The AI that wrote the code won't be in the post-mortem. The developer who deployed it will be. The engineering manager who approved it will be. And when someone asks who understood what that code was doing before it went to production, nobody will have a good answer.

What Responsible AI-Assisted Development Looks Like

Using AI responsibly in critical systems does not mean refusing the tool. It means refusing to let the tool replace engineering judgement.

AI-generated code should not enter a critical codebase unless:

the developer can explain what it does and why it is correct;
the relevant domain assumptions are explicit;
edge cases and failure modes have been considered;
tests cover the behaviour that matters, not just happy paths;
concurrency, persistence, retries, idempotency, and rollback behaviour are understood where relevant;
code review validates behaviour, not just style;
observability exists for the failure modes the change could introduce;
a human owner is accountable for the code after deployment.

The useful question is not 'did AI write this?' The useful question is 'can the team explain, test, operate, and own this?'

If the answer is yes, AI was a tool. If the answer is no, the team has shipped risk disguised as productivity.

Who Carries the Risk

Software runs in hospitals. It runs in aircraft. It runs in the financial infrastructure that millions of people depend on without knowing it exists. It runs in systems that keep people alive.

The people whose lives depend on those systems are not in the room when the code is written. They don't know whether the developer who built the system understood it. They don't know whether the reviewer read it carefully. They are trusting, without knowing they're trusting, that someone in that chain took the responsibility seriously.

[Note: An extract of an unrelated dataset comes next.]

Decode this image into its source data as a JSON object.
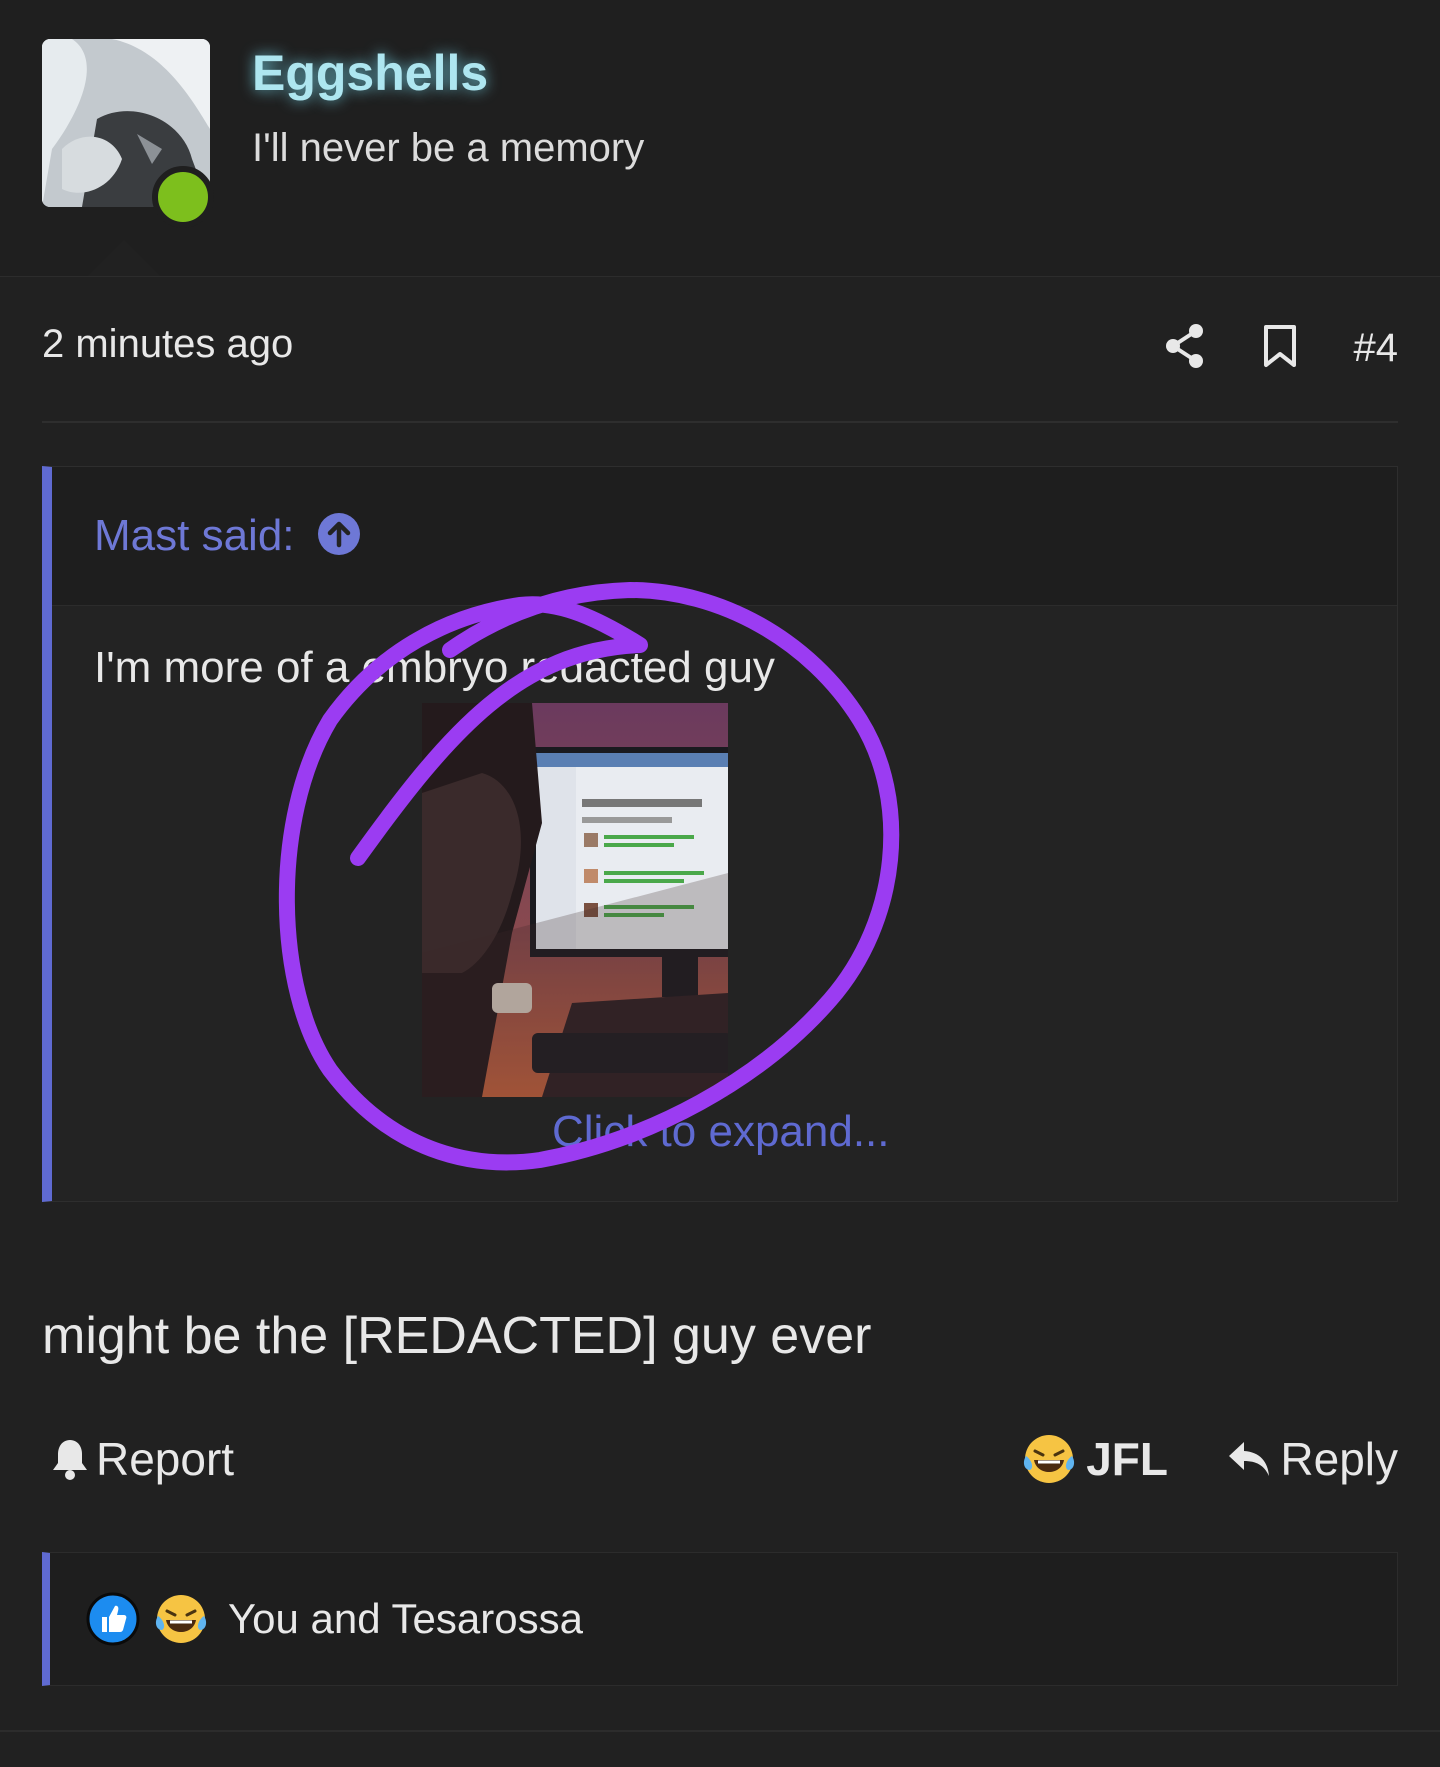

Vibe coding is a choice to opt out of that responsibility. To build something you don't understand and deploy it into a world where other people bear the consequences of your choices.

For a weekend project, that's a personal decision. For production systems that affect real people — it's a different kind of choice entirely.

The next major software failure involving AI-generated code will not happen because a model wrote a bad function. It will happen because a team accepted code it did not understand, reviewers approved behaviour they did not verify, and an organisation rewarded speed over accountability. The only question is whether anyone in the review chain will stop it.